Standardised systems help too

Additionally, good computing tools (R and non R) can help this process too

Statistical consulting cycle

  1. Plan
  2. Document
  3. Organise
  4. Carry out analysis
  5. Communicate results
  6. Iterate through steps 1 to 5 and refine process

Reference:

See (Long 2009) The Workflow of Data Analysis Using Stata.
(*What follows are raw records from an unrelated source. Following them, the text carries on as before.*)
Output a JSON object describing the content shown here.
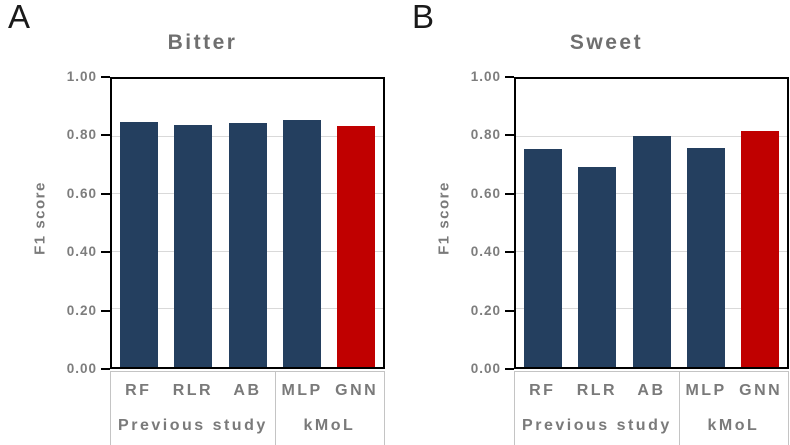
{
  "colors": {
    "bar_default": "#243F5F",
    "bar_highlight": "#C00000",
    "gridline": "#D9D9D9",
    "axis_frame": "#000000",
    "label_text_gray": "#7A7A7A",
    "label_box_border": "#C4C4C4"
  },
  "chart_data": [
    {
      "type": "bar",
      "panel_label": "A",
      "title": "Bitter",
      "ylabel": "F1 score",
      "xlabel": "",
      "ylim": [
        0.0,
        1.0
      ],
      "yticks": [
        0.0,
        0.2,
        0.4,
        0.6,
        0.8,
        1.0
      ],
      "ytick_labels": [
        "0.00",
        "0.20",
        "0.40",
        "0.60",
        "0.80",
        "1.00"
      ],
      "grid": "horizontal",
      "legend": "none",
      "categories": [
        "RF",
        "RLR",
        "AB",
        "MLP",
        "GNN"
      ],
      "values": [
        0.851,
        0.84,
        0.846,
        0.858,
        0.837
      ],
      "groups": [
        {
          "label": "Previous study",
          "categories": [
            "RF",
            "RLR",
            "AB"
          ],
          "span": 3
        },
        {
          "label": "kMoL",
          "categories": [
            "MLP",
            "GNN"
          ],
          "span": 2
        }
      ],
      "highlight_category": "GNN",
      "bar_color": "#243F5F",
      "highlight_color": "#C00000"
    },
    {
      "type": "bar",
      "panel_label": "B",
      "title": "Sweet",
      "ylabel": "F1 score",
      "xlabel": "",
      "ylim": [
        0.0,
        1.0
      ],
      "yticks": [
        0.0,
        0.2,
        0.4,
        0.6,
        0.8,
        1.0
      ],
      "ytick_labels": [
        "0.00",
        "0.20",
        "0.40",
        "0.60",
        "0.80",
        "1.00"
      ],
      "grid": "horizontal",
      "legend": "none",
      "categories": [
        "RF",
        "RLR",
        "AB",
        "MLP",
        "GNN"
      ],
      "values": [
        0.757,
        0.693,
        0.801,
        0.76,
        0.818
      ],
      "groups": [
        {
          "label": "Previous study",
          "categories": [
            "RF",
            "RLR",
            "AB"
          ],
          "span": 3
        },
        {
          "label": "kMoL",
          "categories": [
            "MLP",
            "GNN"
          ],
          "span": 2
        }
      ],
      "highlight_category": "GNN",
      "bar_color": "#243F5F",
      "highlight_color": "#C00000"
    }
  ]
}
StataCorp LP.

Workflow of data analysis and reporting

Need to consider

  • Efficiency
  • Simplicity
  • Standardisation
  • Automation
  • Usability
  • Scalability
  • Collaboration
  • Reproducibility

R, make and git can help in many of these

Examples: Automation

  • write functions (packages) to automate routine work
  • standard directory structure
    • many projects can use same directory structure
    • can create directories using R or shell script
  • also
    • create Makefiles automatically
    • create git repos automatically
    • create R syntax or reuse R syntax

Directory Structure (Base)

Standard data analysis project directory set up

admin/
backups/
configFile.rds
data/
doc/
extra/
lib/
Makefile
posted/
readMergeData/
reports/
src/
test/
work/

Data Directory Structure (Initial)

Data directories initially (raw data and codebook files)

data
├── codebook
│   ├── data1_codebook.csv
│   └── small2_codebook.csv
├── derived
└── original
    ├── data1-birth.csv
    ├── data1-yr21.csv
    └── small2.csv

3 directories, 5 files

Examples: Rerunning analysis

  • manually
    • need to document steps heavily
    • still may forget something
  • make (Mecklenburg 2004)
    • automates process
    • only rerun steps needed
    • keeps track of the process
      • but need to read/tweak make
  • also make batch SAS, SPSS, stata, perl, python, sed, awk, ….

simple Makefile

target: dependencies
<TAB> command to run

.PHONY: all
all: read.Rout

read.Rout: read.R bmi2009.dta
<TAB>   R CMD BATCH read.R
  • type make at shell or set up Build in RStudio
  • only runs command if target older than dependencies
  • read file bottom up to see process

less simple Makefile

.PHONY: all
all: report.pdf

report.pdf: report.Rmd analysis.Rout
<TAB> Rscript -e "library(rmarkdown);render('report.Rmd')"
analysis.Rout: analysis.R read.Rout
<TAB> R CMD BATCH --vanilla analysis.R
read.Rout: read.R bmi2009.dta
<TAB> R CMD BATCH --vanilla read.R

Each target depends on

  • syntax/report file (and data)
  • previous step in process

Problem: no Make rules for R

No Problem

.PHONY: all
all: analysis.Rout

report.pdf: ${@:.pdf=.Rmd} analysis.Rout
analysis.Rout: ${@:.Rout=.R} read.Rout
read.Rout: ${@:.Rout=.R} bmi2009.dta

include ~/lib/common.mk

Use git!

Version control helps all projects

  • even solo statistician
  • several statisticians
  • clients too (rarely agree to use it though)

Easy to learn?

  • start simply (today)
  • built in to RStudio
  • bells and whistles later

Good info online or see (Loeliger and McCullough 2012)

dryworklow package

Don't Repeat Yourself workflow

  • creates (standardised) directory structure
  • moves data, doc, codebook files to appropriate directories
  • creates R, Rmd, Makefiles, log files
    • read.R, clean.R, summary.R, analyse.R, report.Rmd
  • initialise git repo and first commit

https://github.com/petebaker/dryworkflow

dryworklow package

Early stage of development but currently can customise:

  • directory structure and file naming (more on way)
  • R, Rmarkdown, Sweave options
  • templates (syntax/report generation)
  • Demo?

conclusions

  • approach & attitude is important
  • planning and documentation a must
  • consistency and common sense
  • R, make, git can help automation

.

.

.

See blog at http://www.petebaker.id.au

References

Loeliger, Jon, and Matthew McCullough. 2012. Version Control with Git: Powerful Tools and Techniques for Collaborative Software Development. 2nd ed. O’Reilly Media, Inc.

Long, J. Scott. 2009. The Workflow of Data Analysis Using Stata. StataCorp LP.

Mecklenburg, Robert. 2004. Managing Projects with GNU Make. 3rd ed. O’Reilly Media, Inc.